Potato Fennel Salad
|Water||1 Cup (16 tbs)|
|Tiny new potatoes||12 Ounce, quartered|
|Asparagus||12 Ounce, trimmed and cut into 1 inch pieces|
|Fennel bulb||1 Medium, thinly sliced to make 1 cup|
|Nonfat mayonnaise dressing/Salad dressing||1⁄4 Cup (4 tbs)|
|Plain fat free yogurt||1⁄4 Cup (4 tbs)|
|Green onions||2 , thinly sliced|
|White wine vinegar||1 Tablespoon|
|Snipped fennel leaves||2 Teaspoon (Fresh)|
|Coarsely ground black pepper||1⁄8 Teaspoon|
|Fresh fennel leaves||4|
In a large saucepan bring water and salt to boiling.
Add potatoes; cook, covered, for .8 minutes.
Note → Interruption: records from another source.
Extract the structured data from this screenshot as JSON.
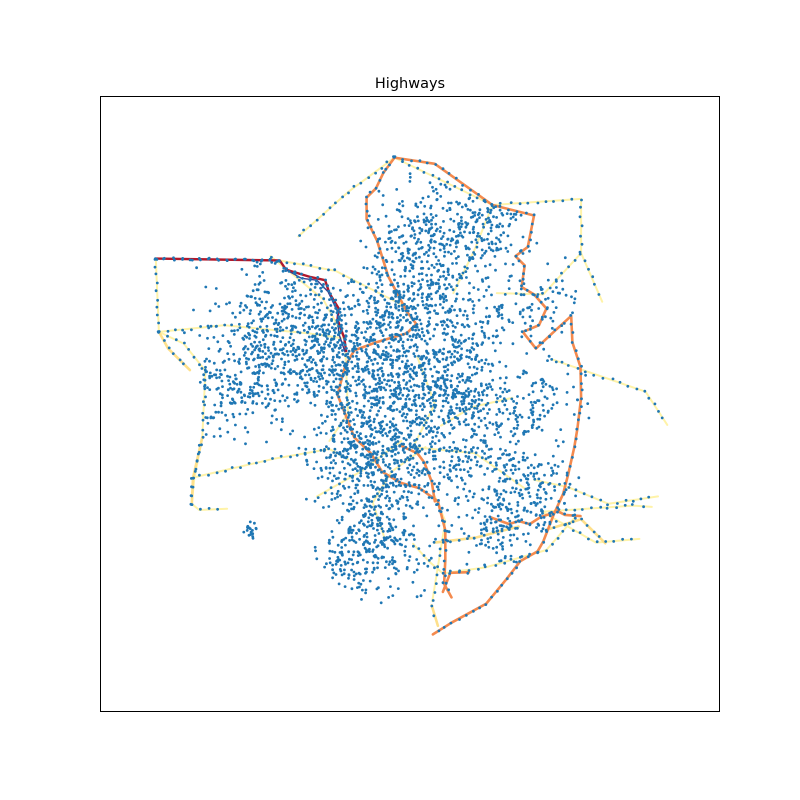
{
  "chart_data": {
    "type": "scatter",
    "title": "Highways",
    "xlabel": "",
    "ylabel": "",
    "axes": {
      "ticks_visible": false,
      "grid": false
    },
    "xlim": [
      0,
      100
    ],
    "ylim": [
      0,
      100
    ],
    "layers": [
      {
        "kind": "lines",
        "role": "minor-roads",
        "color": "#fff3a8",
        "paths": [
          [
            [
              9,
              73.6
            ],
            [
              9.5,
              61.7
            ],
            [
              13.5,
              59.8
            ],
            [
              17,
              55.4
            ],
            [
              16.5,
              44.6
            ],
            [
              15.2,
              37.8
            ],
            [
              14.8,
              33.8
            ],
            [
              16,
              32.8
            ],
            [
              20.5,
              33
            ]
          ],
          [
            [
              9,
              73.6
            ],
            [
              29,
              73.3
            ],
            [
              38,
              71.6
            ],
            [
              49.5,
              65.7
            ]
          ],
          [
            [
              9.5,
              61.7
            ],
            [
              20,
              62.8
            ],
            [
              33.5,
              61.5
            ],
            [
              39,
              60.7
            ]
          ],
          [
            [
              14.8,
              38
            ],
            [
              28,
              41.1
            ],
            [
              37,
              42.7
            ],
            [
              40,
              41
            ]
          ],
          [
            [
              32,
              77.2
            ],
            [
              40,
              84.4
            ],
            [
              47.5,
              90
            ]
          ],
          [
            [
              47.5,
              90
            ],
            [
              63.3,
              82.3
            ],
            [
              77.6,
              83.3
            ],
            [
              77.6,
              74.5
            ],
            [
              81,
              66.6
            ]
          ],
          [
            [
              63.3,
              82.3
            ],
            [
              60.3,
              74.8
            ],
            [
              57,
              68
            ]
          ],
          [
            [
              77.6,
              74.5
            ],
            [
              71.5,
              67.8
            ],
            [
              64,
              68
            ]
          ],
          [
            [
              73,
              57.2
            ],
            [
              88,
              52
            ],
            [
              91.5,
              46.6
            ]
          ],
          [
            [
              71.3,
              32.5
            ],
            [
              86,
              33.5
            ],
            [
              89,
              33.3
            ]
          ],
          [
            [
              71.3,
              32.5
            ],
            [
              80,
              27.5
            ],
            [
              87,
              28.1
            ]
          ],
          [
            [
              70,
              37.7
            ],
            [
              75.5,
              36.5
            ],
            [
              82,
              33.8
            ],
            [
              90,
              35
            ]
          ],
          [
            [
              76.5,
              31.5
            ],
            [
              72,
              26.3
            ],
            [
              62.3,
              23.5
            ]
          ],
          [
            [
              62.3,
              23.5
            ],
            [
              55.3,
              22.5
            ],
            [
              53,
              24.5
            ],
            [
              50.5,
              27.3
            ]
          ],
          [
            [
              53.6,
              18
            ],
            [
              55.7,
              31
            ],
            [
              54,
              35
            ]
          ],
          [
            [
              46,
              27.9
            ],
            [
              44,
              34
            ],
            [
              47,
              39
            ],
            [
              52.5,
              43
            ]
          ],
          [
            [
              35,
              35
            ],
            [
              42,
              39
            ],
            [
              48.6,
              44
            ]
          ],
          [
            [
              51.2,
              57.6
            ],
            [
              54,
              50
            ],
            [
              50.5,
              43
            ]
          ],
          [
            [
              66.5,
              51
            ],
            [
              60,
              49.5
            ],
            [
              55,
              46.5
            ]
          ],
          [
            [
              50.5,
              43
            ],
            [
              60.5,
              42
            ],
            [
              68.5,
              36.3
            ]
          ],
          [
            [
              27.5,
              74
            ],
            [
              36,
              67
            ],
            [
              39.5,
              60.5
            ],
            [
              40,
              48.5
            ],
            [
              37,
              44
            ]
          ]
        ]
      },
      {
        "kind": "lines",
        "role": "secondary-roads",
        "color": "#fee08b",
        "paths": [
          [
            [
              9.5,
              61.7
            ],
            [
              11,
              59
            ],
            [
              14.5,
              55.5
            ]
          ],
          [
            [
              14.8,
              33.8
            ],
            [
              15,
              38
            ],
            [
              16.5,
              44.6
            ]
          ],
          [
            [
              54,
              27.5
            ],
            [
              60.5,
              28.3
            ],
            [
              67.5,
              30.1
            ]
          ],
          [
            [
              72,
              29.6
            ],
            [
              77.6,
              31.3
            ],
            [
              81.5,
              27.4
            ]
          ],
          [
            [
              53.5,
              17.3
            ],
            [
              54.5,
              14
            ]
          ]
        ]
      },
      {
        "kind": "lines",
        "role": "primary-roads",
        "color": "#f48a4e",
        "paths": [
          [
            [
              47.5,
              90
            ],
            [
              54,
              89
            ],
            [
              63.3,
              82.3
            ],
            [
              70,
              80.6
            ]
          ],
          [
            [
              47.5,
              90
            ],
            [
              45.7,
              87.5
            ],
            [
              44.5,
              85
            ],
            [
              43,
              83.5
            ],
            [
              43,
              80
            ],
            [
              44.7,
              76.5
            ],
            [
              46.5,
              70.7
            ],
            [
              49.5,
              65
            ],
            [
              51,
              63
            ],
            [
              49.5,
              61.5
            ],
            [
              44.5,
              60
            ],
            [
              41,
              58.7
            ],
            [
              39.5,
              56
            ],
            [
              38.3,
              51.5
            ],
            [
              39.5,
              48.5
            ],
            [
              41,
              44.6
            ],
            [
              43.7,
              42
            ],
            [
              45.5,
              39
            ],
            [
              48.5,
              37.2
            ],
            [
              51.6,
              36.3
            ],
            [
              54.5,
              34.2
            ],
            [
              55.7,
              29.5
            ],
            [
              55.7,
              24.6
            ],
            [
              55.5,
              20.8
            ],
            [
              56.7,
              18.6
            ]
          ],
          [
            [
              70,
              80.6
            ],
            [
              69,
              75.5
            ],
            [
              67,
              74
            ],
            [
              68.5,
              72.5
            ],
            [
              68,
              69
            ],
            [
              70,
              67.8
            ],
            [
              72,
              65.5
            ],
            [
              70.8,
              62.8
            ],
            [
              68.2,
              61.7
            ],
            [
              70.3,
              59
            ],
            [
              73.5,
              62
            ],
            [
              76,
              64.3
            ],
            [
              76.2,
              60
            ],
            [
              77.5,
              56
            ],
            [
              77.6,
              51
            ],
            [
              77,
              46
            ],
            [
              76.5,
              43
            ],
            [
              75.5,
              38.5
            ],
            [
              74.7,
              35.4
            ],
            [
              73.2,
              32.1
            ],
            [
              71.5,
              27.7
            ],
            [
              70.6,
              26.1
            ],
            [
              67.8,
              24.5
            ],
            [
              65.5,
              21.5
            ],
            [
              62.3,
              17.6
            ],
            [
              56.7,
              14.5
            ],
            [
              53.7,
              12.6
            ]
          ],
          [
            [
              48.4,
              43.3
            ],
            [
              51.2,
              42
            ],
            [
              52.3,
              40.5
            ],
            [
              53.5,
              37.4
            ],
            [
              54,
              34.2
            ]
          ],
          [
            [
              63,
              31.6
            ],
            [
              66,
              30.5
            ],
            [
              67.5,
              31
            ],
            [
              69.3,
              30.5
            ],
            [
              71,
              31.6
            ],
            [
              73.8,
              32.6
            ],
            [
              75,
              32
            ],
            [
              77.5,
              31.8
            ]
          ],
          [
            [
              59.5,
              22.7
            ],
            [
              56.5,
              22.6
            ],
            [
              55.3,
              19.5
            ]
          ]
        ]
      },
      {
        "kind": "lines",
        "role": "motorway",
        "color": "#b2182b",
        "paths": [
          [
            [
              9,
              73.6
            ],
            [
              29,
              73.3
            ],
            [
              30,
              71.8
            ],
            [
              34,
              70.6
            ],
            [
              36.3,
              70.1
            ],
            [
              37,
              68
            ],
            [
              38.5,
              65.5
            ],
            [
              38.3,
              63.7
            ],
            [
              39.4,
              60.7
            ],
            [
              39.7,
              58.6
            ]
          ]
        ]
      },
      {
        "kind": "lines",
        "role": "motorway-link",
        "color": "#3b3b8f",
        "paths": [
          [
            [
              30,
              71.8
            ],
            [
              32.5,
              70.4
            ],
            [
              35,
              70.1
            ],
            [
              36.8,
              68.2
            ],
            [
              38.3,
              65
            ],
            [
              38.5,
              61.5
            ],
            [
              39.5,
              58.5
            ]
          ]
        ]
      },
      {
        "kind": "points",
        "role": "nodes",
        "color": "#1f77b4",
        "marker_size": 2,
        "count": 4600
      }
    ]
  }
}
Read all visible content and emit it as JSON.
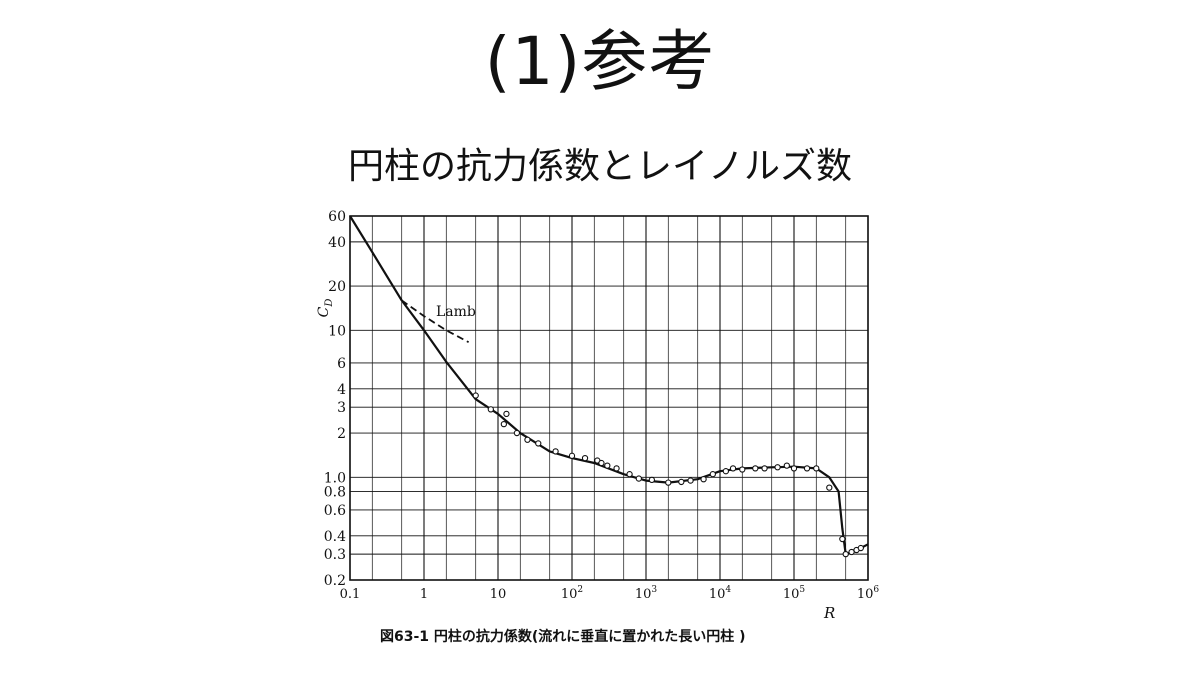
{
  "slide": {
    "title": "(1)参考",
    "subtitle": "円柱の抗力係数とレイノルズ数"
  },
  "chart_data": {
    "type": "line",
    "scale": {
      "x": "log",
      "y": "log"
    },
    "grid": true,
    "xlabel": "R",
    "ylabel": "C",
    "ylabel_subscript": "D",
    "xlim": [
      0.1,
      1000000
    ],
    "ylim": [
      0.2,
      60
    ],
    "x_ticks": [
      {
        "value": 0.1,
        "base": "0.1",
        "exp": ""
      },
      {
        "value": 1,
        "base": "1",
        "exp": ""
      },
      {
        "value": 10,
        "base": "10",
        "exp": ""
      },
      {
        "value": 100,
        "base": "10",
        "exp": "2"
      },
      {
        "value": 1000,
        "base": "10",
        "exp": "3"
      },
      {
        "value": 10000,
        "base": "10",
        "exp": "4"
      },
      {
        "value": 100000,
        "base": "10",
        "exp": "5"
      },
      {
        "value": 1000000,
        "base": "10",
        "exp": "6"
      }
    ],
    "y_ticks": [
      {
        "value": 60,
        "label": "60"
      },
      {
        "value": 40,
        "label": "40"
      },
      {
        "value": 20,
        "label": "20"
      },
      {
        "value": 10,
        "label": "10"
      },
      {
        "value": 6,
        "label": "6"
      },
      {
        "value": 4,
        "label": "4"
      },
      {
        "value": 3,
        "label": "3"
      },
      {
        "value": 2,
        "label": "2"
      },
      {
        "value": 1.0,
        "label": "1.0"
      },
      {
        "value": 0.8,
        "label": "0.8"
      },
      {
        "value": 0.6,
        "label": "0.6"
      },
      {
        "value": 0.4,
        "label": "0.4"
      },
      {
        "value": 0.3,
        "label": "0.3"
      },
      {
        "value": 0.2,
        "label": "0.2"
      }
    ],
    "series": [
      {
        "role": "curve",
        "style": "solid",
        "x": [
          0.1,
          0.2,
          0.5,
          1,
          2,
          5,
          10,
          20,
          50,
          100,
          200,
          500,
          1000,
          2000,
          5000,
          10000,
          20000,
          50000,
          100000,
          200000,
          300000,
          400000,
          450000,
          500000,
          600000,
          800000,
          1000000
        ],
        "y": [
          60,
          34,
          16,
          10,
          6.1,
          3.4,
          2.7,
          2.0,
          1.5,
          1.35,
          1.25,
          1.05,
          0.95,
          0.92,
          0.97,
          1.1,
          1.15,
          1.17,
          1.18,
          1.15,
          1.0,
          0.8,
          0.45,
          0.3,
          0.31,
          0.33,
          0.35
        ]
      },
      {
        "name": "Lamb",
        "style": "dashed",
        "x": [
          0.5,
          1,
          2,
          4
        ],
        "y": [
          16,
          12.5,
          10,
          8.3
        ]
      },
      {
        "role": "measurements",
        "style": "markers",
        "x": [
          5,
          8,
          13,
          12,
          18,
          25,
          35,
          60,
          100,
          150,
          220,
          250,
          300,
          400,
          600,
          800,
          1200,
          2000,
          3000,
          4000,
          6000,
          8000,
          12000,
          15000,
          20000,
          30000,
          40000,
          60000,
          80000,
          100000,
          150000,
          200000,
          300000,
          450000,
          500000,
          600000,
          700000,
          800000
        ],
        "y": [
          3.6,
          2.9,
          2.7,
          2.3,
          2.0,
          1.8,
          1.7,
          1.5,
          1.4,
          1.35,
          1.3,
          1.25,
          1.2,
          1.15,
          1.05,
          0.98,
          0.96,
          0.92,
          0.93,
          0.95,
          0.97,
          1.05,
          1.1,
          1.15,
          1.13,
          1.15,
          1.15,
          1.17,
          1.2,
          1.15,
          1.15,
          1.15,
          0.85,
          0.38,
          0.3,
          0.31,
          0.32,
          0.33
        ]
      }
    ],
    "annotation": "Lamb",
    "caption": "図63-1  円柱の抗力係数(流れに垂直に置かれた長い円柱 )"
  }
}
Add asparagus and fennel; cook, covered, for 4 to 6 minutes more or just until potatoes are tender and asparagus and fennel are crisp-tender; drain.
Arrange vegetables in a shallow serving dish.
Cover and chill for 2 hours.
For dressing, in a small bowl stir together mayonnaise dressing, yogurt, green 'onions, vinegar, fennel leaves, and pepper.
Cover and chill until ready to serve.
Just before serving, spoon dressing over vegetables; toss gently to coat.
If desired, garnish with additional fennel leaves.